Though the man helped to prove his point, Riker said nothing. He was eyeing the approaching exit and about to create his own shortcut. One that would see the tuned and lifted Baja
model tackling terrain it was designed for.
Hand instinctively shooting for the A-pillar grab handle, Benny said, “Point taken, Steve-O. But there’s one problem.” He went quiet while the pickup juddered and shimmied across the arcing strip of dirt sandwiched between the highway and single-lane feeder. Then, as Dolly transitioned from dirt to smooth pavement, the tires giving an audible chirp upon contact, he finished by saying: “The problem is that we don’t have the pumps we would need to siphon enough gas to make a difference before those things chomp our asses to bits.”
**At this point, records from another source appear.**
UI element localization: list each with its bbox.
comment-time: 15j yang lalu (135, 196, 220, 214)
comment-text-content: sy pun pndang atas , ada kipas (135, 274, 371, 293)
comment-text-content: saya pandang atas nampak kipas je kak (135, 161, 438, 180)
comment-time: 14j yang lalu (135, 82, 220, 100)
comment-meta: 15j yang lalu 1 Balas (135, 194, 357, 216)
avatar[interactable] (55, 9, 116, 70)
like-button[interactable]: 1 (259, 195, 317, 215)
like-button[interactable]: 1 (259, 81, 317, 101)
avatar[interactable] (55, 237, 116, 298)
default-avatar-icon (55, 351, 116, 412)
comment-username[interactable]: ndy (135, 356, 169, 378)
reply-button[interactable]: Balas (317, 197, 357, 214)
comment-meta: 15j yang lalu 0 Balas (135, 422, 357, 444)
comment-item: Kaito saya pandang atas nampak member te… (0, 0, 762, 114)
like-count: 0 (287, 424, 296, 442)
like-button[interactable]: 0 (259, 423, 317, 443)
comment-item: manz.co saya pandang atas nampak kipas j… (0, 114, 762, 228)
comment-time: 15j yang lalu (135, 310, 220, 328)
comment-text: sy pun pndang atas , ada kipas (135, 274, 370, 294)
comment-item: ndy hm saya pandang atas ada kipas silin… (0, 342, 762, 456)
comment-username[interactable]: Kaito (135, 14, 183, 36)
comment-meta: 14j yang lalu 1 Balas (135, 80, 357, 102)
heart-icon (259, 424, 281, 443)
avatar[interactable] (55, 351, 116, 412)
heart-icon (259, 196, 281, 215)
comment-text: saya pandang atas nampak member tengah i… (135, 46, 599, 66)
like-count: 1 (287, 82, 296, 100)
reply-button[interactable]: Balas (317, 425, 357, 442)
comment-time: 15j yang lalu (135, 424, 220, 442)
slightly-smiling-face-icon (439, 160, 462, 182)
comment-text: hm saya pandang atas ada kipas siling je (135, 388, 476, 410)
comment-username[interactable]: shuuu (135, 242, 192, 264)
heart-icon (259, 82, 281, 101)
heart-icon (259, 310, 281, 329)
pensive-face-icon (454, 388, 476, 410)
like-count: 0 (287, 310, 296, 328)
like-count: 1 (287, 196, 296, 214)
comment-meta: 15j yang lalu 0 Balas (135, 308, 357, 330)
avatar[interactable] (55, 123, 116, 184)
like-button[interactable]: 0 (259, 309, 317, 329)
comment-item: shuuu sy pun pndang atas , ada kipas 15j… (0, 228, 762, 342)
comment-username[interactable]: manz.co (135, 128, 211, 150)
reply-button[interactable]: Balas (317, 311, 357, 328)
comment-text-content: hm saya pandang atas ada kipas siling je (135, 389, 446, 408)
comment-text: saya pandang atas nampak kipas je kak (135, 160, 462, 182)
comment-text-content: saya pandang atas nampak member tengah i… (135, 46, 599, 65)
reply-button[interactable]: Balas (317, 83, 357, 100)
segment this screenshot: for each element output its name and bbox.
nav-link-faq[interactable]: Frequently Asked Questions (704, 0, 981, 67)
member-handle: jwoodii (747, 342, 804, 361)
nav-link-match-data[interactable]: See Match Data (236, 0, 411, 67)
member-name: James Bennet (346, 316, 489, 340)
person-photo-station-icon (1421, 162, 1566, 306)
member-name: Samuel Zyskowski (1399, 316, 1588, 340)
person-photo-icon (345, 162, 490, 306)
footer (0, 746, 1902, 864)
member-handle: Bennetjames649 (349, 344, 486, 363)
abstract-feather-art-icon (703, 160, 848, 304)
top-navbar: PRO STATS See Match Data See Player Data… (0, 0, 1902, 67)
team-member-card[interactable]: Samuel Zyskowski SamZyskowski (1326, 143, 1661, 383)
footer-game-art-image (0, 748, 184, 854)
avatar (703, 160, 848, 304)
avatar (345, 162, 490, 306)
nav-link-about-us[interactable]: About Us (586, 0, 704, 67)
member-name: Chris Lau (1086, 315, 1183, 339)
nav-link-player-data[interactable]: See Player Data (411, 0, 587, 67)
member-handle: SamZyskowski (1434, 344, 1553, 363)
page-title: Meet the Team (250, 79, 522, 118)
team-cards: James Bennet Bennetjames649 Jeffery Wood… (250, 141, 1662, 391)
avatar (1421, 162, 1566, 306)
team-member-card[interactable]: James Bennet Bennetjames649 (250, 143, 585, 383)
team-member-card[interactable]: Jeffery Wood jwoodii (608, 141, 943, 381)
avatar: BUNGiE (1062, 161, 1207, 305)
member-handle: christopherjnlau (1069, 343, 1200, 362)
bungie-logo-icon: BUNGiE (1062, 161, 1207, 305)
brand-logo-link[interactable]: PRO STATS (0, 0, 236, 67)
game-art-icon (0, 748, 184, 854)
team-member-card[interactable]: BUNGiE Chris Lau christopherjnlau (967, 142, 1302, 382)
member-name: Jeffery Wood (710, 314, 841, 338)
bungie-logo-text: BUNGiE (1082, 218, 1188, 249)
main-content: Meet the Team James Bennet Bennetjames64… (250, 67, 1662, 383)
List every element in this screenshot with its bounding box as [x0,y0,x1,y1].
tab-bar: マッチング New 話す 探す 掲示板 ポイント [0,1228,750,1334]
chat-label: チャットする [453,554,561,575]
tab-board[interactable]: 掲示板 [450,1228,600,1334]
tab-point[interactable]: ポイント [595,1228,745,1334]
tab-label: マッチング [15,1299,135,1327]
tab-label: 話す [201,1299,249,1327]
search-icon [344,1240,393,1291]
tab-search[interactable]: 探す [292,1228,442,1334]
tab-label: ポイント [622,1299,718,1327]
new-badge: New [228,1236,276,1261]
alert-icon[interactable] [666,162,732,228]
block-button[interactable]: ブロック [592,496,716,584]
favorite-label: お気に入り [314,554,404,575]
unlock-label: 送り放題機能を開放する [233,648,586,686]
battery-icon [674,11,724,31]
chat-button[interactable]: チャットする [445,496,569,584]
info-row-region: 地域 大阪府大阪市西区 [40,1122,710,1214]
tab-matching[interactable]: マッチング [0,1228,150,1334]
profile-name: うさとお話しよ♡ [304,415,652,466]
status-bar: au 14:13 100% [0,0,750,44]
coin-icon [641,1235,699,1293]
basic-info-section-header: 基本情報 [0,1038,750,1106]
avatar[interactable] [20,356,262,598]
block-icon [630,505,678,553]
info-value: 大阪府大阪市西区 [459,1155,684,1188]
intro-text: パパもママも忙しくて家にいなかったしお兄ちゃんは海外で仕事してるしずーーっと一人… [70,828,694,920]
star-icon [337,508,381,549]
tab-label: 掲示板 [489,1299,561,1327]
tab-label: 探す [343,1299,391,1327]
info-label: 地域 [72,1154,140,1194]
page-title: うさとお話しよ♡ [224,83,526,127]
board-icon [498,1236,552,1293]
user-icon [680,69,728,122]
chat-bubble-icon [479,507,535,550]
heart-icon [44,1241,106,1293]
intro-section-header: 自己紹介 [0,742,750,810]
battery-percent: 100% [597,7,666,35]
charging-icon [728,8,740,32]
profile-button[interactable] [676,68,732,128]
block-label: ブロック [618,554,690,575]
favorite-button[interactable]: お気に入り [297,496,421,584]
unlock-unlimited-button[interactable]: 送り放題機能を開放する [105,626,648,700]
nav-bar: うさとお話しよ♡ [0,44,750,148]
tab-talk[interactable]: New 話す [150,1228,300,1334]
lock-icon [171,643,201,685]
Riker said, “Where there’s a will, there’s a way, Benny,” and steered the Shelby along the ramp, toward a sign that read: VETERANS MEMORIAL HIGHWAY/ SANTA FE BYPASS.
Flanked by grass and juniper shrub, the divided four-lane curled north by west through sparsely inhabited range. After the short jaunt that had them backtrack slightly, the bypass took a hard left and plunged due south. The straightaway quickly transitioned into a left-to-right arc as Veterans Memorial Highway continued its descent through a wide arroyo, toward its eventual terminus on the outskirts of Santa Fe, almost twelve miles south by east.
While Riker watched out for rotters and steered wide of the occasional vehicle left parked on the right shoulder, he went over his plan to fill the empty gas cans in the truck’s bed. For it to succeed, they needed to get their hands on a hand-cranked siphon. While his idea of how they would distract the dead while they went about the time-consuming task of drawing enough fuel to top off Dolly’s tank and then fill the spare cans seemed plausible, as his words hung in the cabin’s carrion-tinged air, Benny scoffed, deeming it “way too dangerous.”